My own surname is a good example to take of how a Gaelic surname has been corrupted over the centuries of English administration. Quinn is an anglicised corruption of the Gaelic surname O'Cuinn (see above), and the variations of the surname that have emerged over the years illustrate the anglicising process.
Over a period of five hundred years one comes across Ua Cuinn, O'Coyne, O'Quyane, O'Quin, Quin and finally Quinn as well as other unmentionable corruptions.
In the Calendar of State Papers for the period the sept is referred to as O'Quins, Quins, O'Quynnes. One man is referred to as Neale O'Quyn, O'Quin, O'Quinn, O'Quyne, O'Quynn, O'Quynne, Quyn (rather than as Niall O'Cuinn).
In the State Papers for the mid seventeenth century the prefix O' is dropped and the name is represented by Quin, Quiny, Quine, Quynne.
From the end of the seventeenth century until the end of the eighteenth century, O'Quin is the most common form in the documents although other corruptions can still be found, though to a lesser extent than the immediately preceding period, examples of these are: Quin, Quayne, O'Quyne.
With the nineteenth century the prefix O' came finally to be dropped in English, Quin was now the most common form of the surname but before the middle of the century it had been surpassed by Quinn.
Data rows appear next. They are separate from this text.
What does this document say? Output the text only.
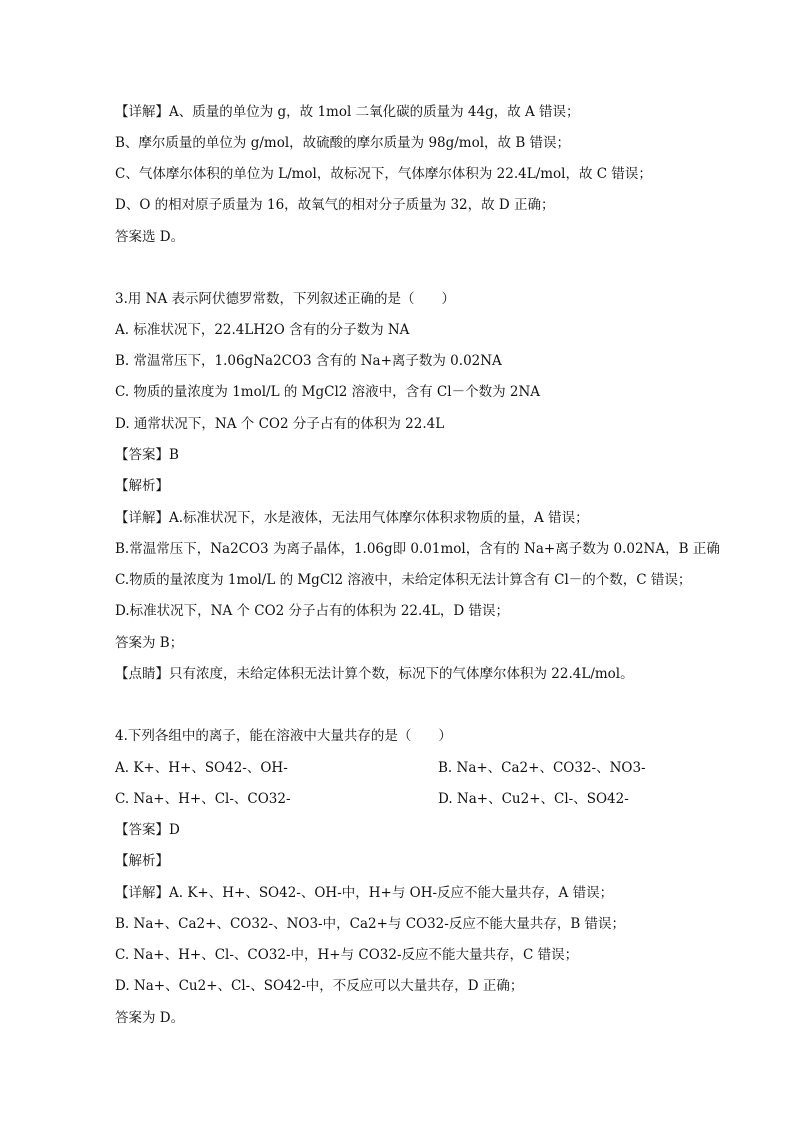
【详解】A、质量的单位为 g，故 1mol 二氧化碳的质量为 44g，故 A 错误；
B、摩尔质量的单位为 g/mol，故硫酸的摩尔质量为 98g/mol，故 B 错误；
C、气体摩尔体积的单位为 L/mol，故标况下，气体摩尔体积为 22.4L/mol，故 C 错误；
D、O 的相对原子质量为 16，故氧气的相对分子质量为 32，故 D 正确；
答案选 D。
3.用 NA 表示阿伏德罗常数，下列叙述正确的是（　　）
A. 标准状况下，22.4LH2O 含有的分子数为 NA
B. 常温常压下，1.06gNa2CO3 含有的 Na+离子数为 0.02NA
C. 物质的量浓度为 1mol/L 的 MgCl2 溶液中，含有 Cl－个数为 2NA
D. 通常状况下，NA 个 CO2 分子占有的体积为 22.4L
【答案】B
【解析】
【详解】A.标准状况下，水是液体，无法用气体摩尔体积求物质的量，A 错误；
B.常温常压下，Na2CO3 为离子晶体，1.06g即 0.01mol，含有的 Na+离子数为 0.02NA，B 正确
C.物质的量浓度为 1mol/L 的 MgCl2 溶液中，未给定体积无法计算含有 Cl－的个数，C 错误；
D.标准状况下，NA 个 CO2 分子占有的体积为 22.4L，D 错误；
答案为 B；
【点睛】只有浓度，未给定体积无法计算个数，标况下的气体摩尔体积为 22.4L/mol。
4.下列各组中的离子，能在溶液中大量共存的是（　　）
A. K+、H+、SO42-、OH-	B. Na+、Ca2+、CO32-、NO3-
C. Na+、H+、Cl-、CO32-	D. Na+、Cu2+、Cl-、SO42-
【答案】D
【解析】
【详解】A. K+、H+、SO42-、OH-中，H+与 OH-反应不能大量共存，A 错误；
B. Na+、Ca2+、CO32-、NO3-中，Ca2+与 CO32-反应不能大量共存，B 错误；
C. Na+、H+、Cl-、CO32-中，H+与 CO32-反应不能大量共存，C 错误；
D. Na+、Cu2+、Cl-、SO42-中，不反应可以大量共存，D 正确；
答案为 D。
From an examination of Griffith's Land Valuation circa 1850's it is obvious that Quinn had surpassed Quin by at least two to one. The practise of adding the extra n continued right up to the end of the century.
As has already been noted the vast majority of the Irish people in the past were unable to read or write, but when a situation arose, where it was necessary for the surname to be written down, it was written down in a contemporary form.
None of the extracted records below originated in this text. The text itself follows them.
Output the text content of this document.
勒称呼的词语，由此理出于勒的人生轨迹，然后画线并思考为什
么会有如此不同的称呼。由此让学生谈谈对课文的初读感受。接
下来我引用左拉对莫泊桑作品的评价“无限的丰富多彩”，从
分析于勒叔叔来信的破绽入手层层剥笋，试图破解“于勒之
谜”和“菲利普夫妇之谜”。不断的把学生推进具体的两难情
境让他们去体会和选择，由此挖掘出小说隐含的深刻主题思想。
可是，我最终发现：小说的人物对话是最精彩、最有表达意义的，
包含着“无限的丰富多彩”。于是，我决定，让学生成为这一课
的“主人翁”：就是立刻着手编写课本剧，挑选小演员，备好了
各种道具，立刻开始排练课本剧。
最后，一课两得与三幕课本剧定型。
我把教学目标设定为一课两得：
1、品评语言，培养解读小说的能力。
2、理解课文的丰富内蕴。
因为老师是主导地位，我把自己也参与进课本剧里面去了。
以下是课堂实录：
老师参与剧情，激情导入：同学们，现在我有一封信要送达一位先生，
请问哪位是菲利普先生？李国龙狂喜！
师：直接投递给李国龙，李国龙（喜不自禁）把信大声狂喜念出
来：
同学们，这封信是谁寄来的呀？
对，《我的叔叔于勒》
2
On the other hand literate people were certainly not going to be told how to spell their own surname, and would write it as they would have understood how their forebears had done with only one n.
My grandfather born in 1891 was registered as John Quinn·, his father born in 1866 was registered as James Quin.
In my own case though registered as John Quinn (being called after my grandfather), I am known as Sean Quinn,though in many official documents I am Sean O'Cuinn.